Converged TV: What It Means
Convergent TV is a unified approach to planning, buying, and measuring TV ad campaigns across linear TV (broadcast and cable), CTV (Connected TV), and OTT (Over-the-Top) streaming services. Rather than treating these channels separately with different budgets and teams, convergent TV (sometimes called converged TV) manages them as one integrated strategy.
How It Works
Most brands buy linear TV and streaming ads separately through different teams and platforms. This siloes the data and makes optimization across channels nearly impossible.
Convergent TV breaks down those silos. You need unified planning tools that show what your audience watches across all channels, plus a single buying platform with unified measurement across linear, CTV, and OTT.

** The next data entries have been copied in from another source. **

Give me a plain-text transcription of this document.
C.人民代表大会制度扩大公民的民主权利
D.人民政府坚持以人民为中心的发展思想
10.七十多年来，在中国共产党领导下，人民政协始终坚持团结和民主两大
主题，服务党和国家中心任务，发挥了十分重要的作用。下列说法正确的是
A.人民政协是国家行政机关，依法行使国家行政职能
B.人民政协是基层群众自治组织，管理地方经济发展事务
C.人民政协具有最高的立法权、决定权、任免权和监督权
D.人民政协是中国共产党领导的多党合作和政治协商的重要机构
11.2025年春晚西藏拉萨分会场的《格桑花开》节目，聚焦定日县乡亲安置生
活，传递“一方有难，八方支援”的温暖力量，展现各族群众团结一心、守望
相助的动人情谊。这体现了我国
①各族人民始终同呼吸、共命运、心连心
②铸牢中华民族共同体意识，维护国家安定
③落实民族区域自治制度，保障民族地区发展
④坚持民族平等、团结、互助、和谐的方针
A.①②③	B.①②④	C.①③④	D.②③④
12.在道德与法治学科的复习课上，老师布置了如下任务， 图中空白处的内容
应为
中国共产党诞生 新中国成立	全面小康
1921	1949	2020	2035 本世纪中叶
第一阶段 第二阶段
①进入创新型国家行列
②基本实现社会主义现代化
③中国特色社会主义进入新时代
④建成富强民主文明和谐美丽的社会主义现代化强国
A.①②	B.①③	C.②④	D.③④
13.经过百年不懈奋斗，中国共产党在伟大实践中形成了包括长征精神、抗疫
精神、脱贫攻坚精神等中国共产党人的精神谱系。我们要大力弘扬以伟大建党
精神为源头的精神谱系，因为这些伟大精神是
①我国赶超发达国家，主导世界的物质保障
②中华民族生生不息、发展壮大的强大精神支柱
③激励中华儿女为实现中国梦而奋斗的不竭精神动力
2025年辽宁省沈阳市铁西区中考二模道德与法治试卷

With the right tools, you can run scenarios and get recommendations on how to split your budget across channels. You can see incremental lift from a convergent TV approach versus buying linear-only or streaming-only.
Benefits
Extended reach. Combining linear (traditional) TV's reach with CTV/OTT's precision targeting lets you engage broader and more diverse audiences.
Manage duplication and frequency. With a unified approach, you maximize unduplicated reach across linear and CTV while controlling frequency. You can identify parts of your strategic audience unexposed to your linear ads and reach them on streaming instead.

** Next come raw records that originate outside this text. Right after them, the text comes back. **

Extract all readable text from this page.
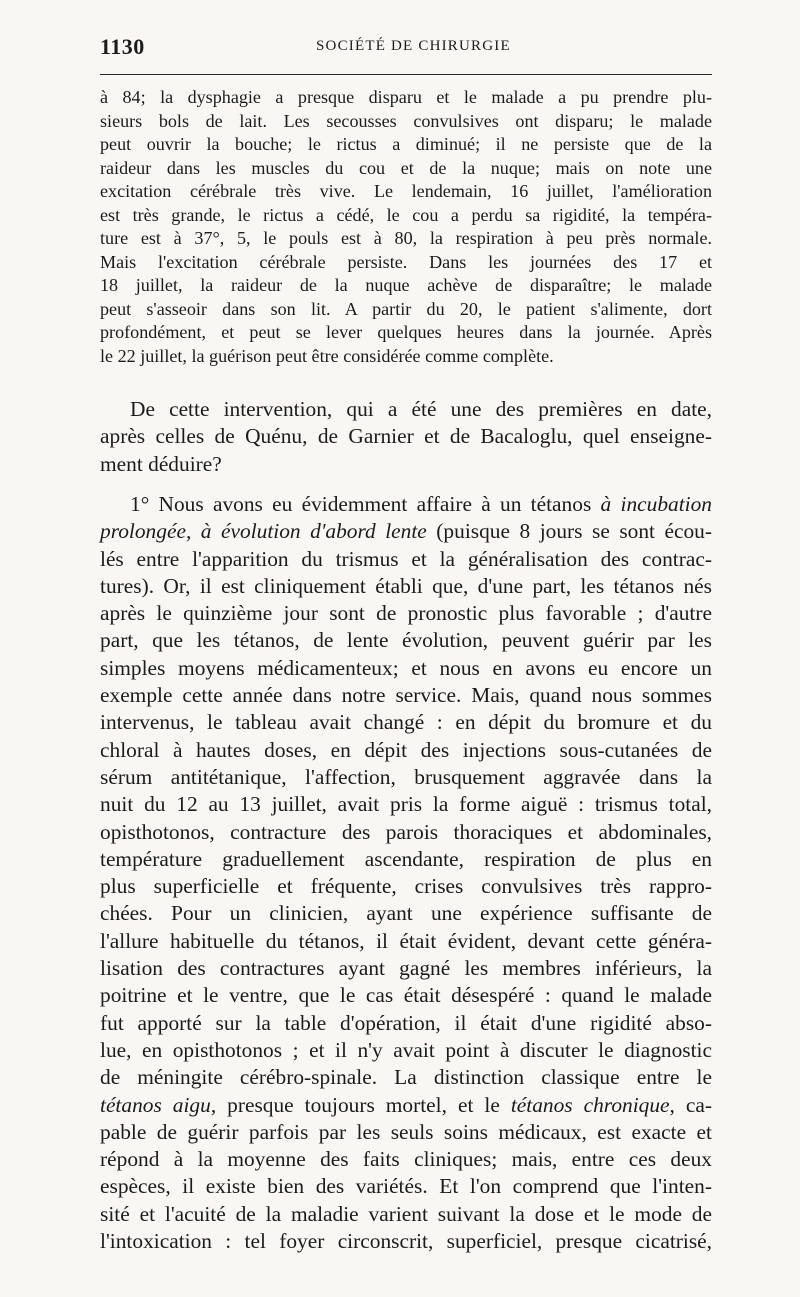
1130	SOCIÉTÉ DE CHIRURGIE
à 84; la dysphagie a presque disparu et le malade a pu prendre plu-
sieurs bols de lait. Les secousses convulsives ont disparu; le malade
peut ouvrir la bouche; le rictus a diminué; il ne persiste que de la
raideur dans les muscles du cou et de la nuque; mais on note une
excitation cérébrale très vive. Le lendemain, 16 juillet, l'amélioration
est très grande, le rictus a cédé, le cou a perdu sa rigidité, la tempéra-
ture est à 37°, 5, le pouls est à 80, la respiration à peu près normale.
Mais l'excitation cérébrale persiste. Dans les journées des 17 et
18 juillet, la raideur de la nuque achève de disparaître; le malade
peut s'asseoir dans son lit. A partir du 20, le patient s'alimente, dort
profondément, et peut se lever quelques heures dans la journée. Après
le 22 juillet, la guérison peut être considérée comme complète.
De cette intervention, qui a été une des premières en date,
après celles de Quénu, de Garnier et de Bacaloglu, quel enseigne-
ment déduire?
1° Nous avons eu évidemment affaire à un tétanos à incubation
prolongée, à évolution d'abord lente (puisque 8 jours se sont écou-
lés entre l'apparition du trismus et la généralisation des contrac-
tures). Or, il est cliniquement établi que, d'une part, les tétanos nés
après le quinzième jour sont de pronostic plus favorable ; d'autre
part, que les tétanos, de lente évolution, peuvent guérir par les
simples moyens médicamenteux; et nous en avons eu encore un
exemple cette année dans notre service. Mais, quand nous sommes
intervenus, le tableau avait changé : en dépit du bromure et du
chloral à hautes doses, en dépit des injections sous-cutanées de
sérum antitétanique, l'affection, brusquement aggravée dans la
nuit du 12 au 13 juillet, avait pris la forme aiguë : trismus total,
opisthotonos, contracture des parois thoraciques et abdominales,
température graduellement ascendante, respiration de plus en
plus superficielle et fréquente, crises convulsives très rappro-
chées. Pour un clinicien, ayant une expérience suffisante de
l'allure habituelle du tétanos, il était évident, devant cette généra-
lisation des contractures ayant gagné les membres inférieurs, la
poitrine et le ventre, que le cas était désespéré : quand le malade
fut apporté sur la table d'opération, il était d'une rigidité abso-
lue, en opisthotonos ; et il n'y avait point à discuter le diagnostic
de méningite cérébro-spinale. La distinction classique entre le
tétanos aigu, presque toujours mortel, et le tétanos chronique, ca-
pable de guérir parfois par les seuls soins médicaux, est exacte et
répond à la moyenne des faits cliniques; mais, entre ces deux
espèces, il existe bien des variétés. Et l'on comprend que l'inten-
sité et l'acuité de la maladie varient suivant la dose et le mode de
l'intoxication : tel foyer circonscrit, superficiel, presque cicatrisé,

Unified measurement. Fragmented data leads to ineffective spending. When you see viewing habits across linear and Connected TV together, you make better decisions, optimize your budget, and improve your reach.
Optimize budget distribution. Determining how to split budget between linear advertising and CTV advertising is one of the most important decisions for a successful convergent TV campaign. You need tools that show you what your audience watches and recommend the optimal split for your specific goals.
Execution Considerations
Synchronizing execution across linear and streamings minimizes audience duplication. Well-executed cross-channel campaigns can deliver less than 10% duplication even though 55% of households watch both channels. This requires a comprehensive backend platform for buying non-preemptible linear spots and CTV impressions together, with direct sourcing from premium publishers.
Many TV buyers allocate budgets in silos because traditional TV and digital professionals often work separately. By unifying measurement and using one team for both linear and CTV/OTT activations, advertisers can adjust budgets mid-campaign when one channel outperforms the other. The key is real-time visibility into metrics across both platforms, not separate reports from each publisher.